In 2008, ULA indicated that it had "around half a dozen" unsold Delta II rockets on hand, and by October 2017, ULA CEO Tory Bruno stated that there were no complete Delta II rockets left in ULA inventory.

There were some unused Delta II components, but not enough to build another vehicle. A Delta II, made of these leftover parts alongside some simulated parts, is located at the Kennedy Space Center rocket garden.

== Comparable rockets ==
- Antares
- Ariane 4 (retired)
- Geosynchronous Satellite Launch Vehicle
- Long March 4B
- Polar Satellite Launch Vehicle
- Soyuz
- Tsyklon-3 (retired)
- Vega (rocket)

== Space debris ==
The only person on record ever hit by space debris, Lottie Williams, was hit by a small, light piece of a Delta II rocket. Williams was exercising in a park in Tulsa, Oklahoma on 22 January 1997 when she was hit in the shoulder by a 6 in piece of blackened metallic material. The U.S. Space Command confirmed that a used Delta II rocket from the April 1996 launch of the Midcourse Space Experiment had crashed into the atmosphere 30 minutes earlier. The object tapped her on the shoulder and fell off harmlessly onto the ground.

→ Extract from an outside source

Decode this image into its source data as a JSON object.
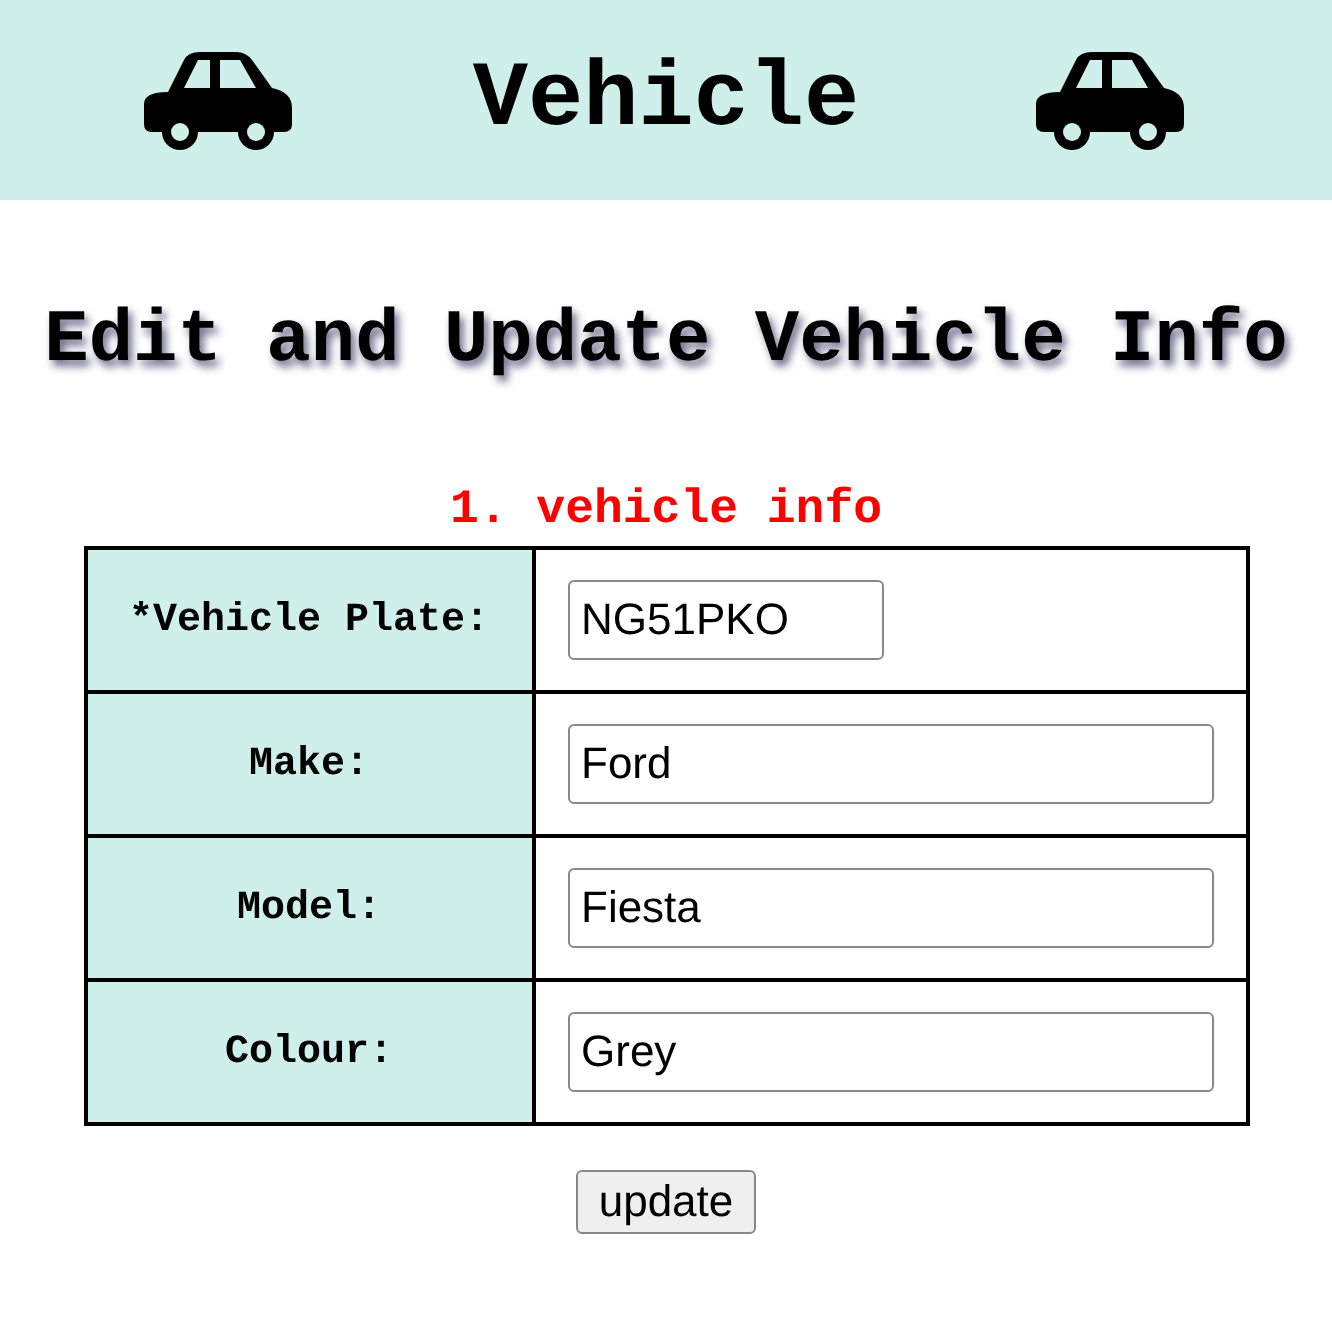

Williams collected the item and NASA tests later showed that the fragment was consistent with the materials of the rocket, and Nicholas Johnson, the agency's chief scientist for orbital debris, believes that she was, indeed hit by a piece of a recently launched Delta II.

Delta rockets have been involved in multiple fragmentation events as they were routinely left in orbit with enough fuel to explode. A large amount of current "space junk" is Delta rocket debris.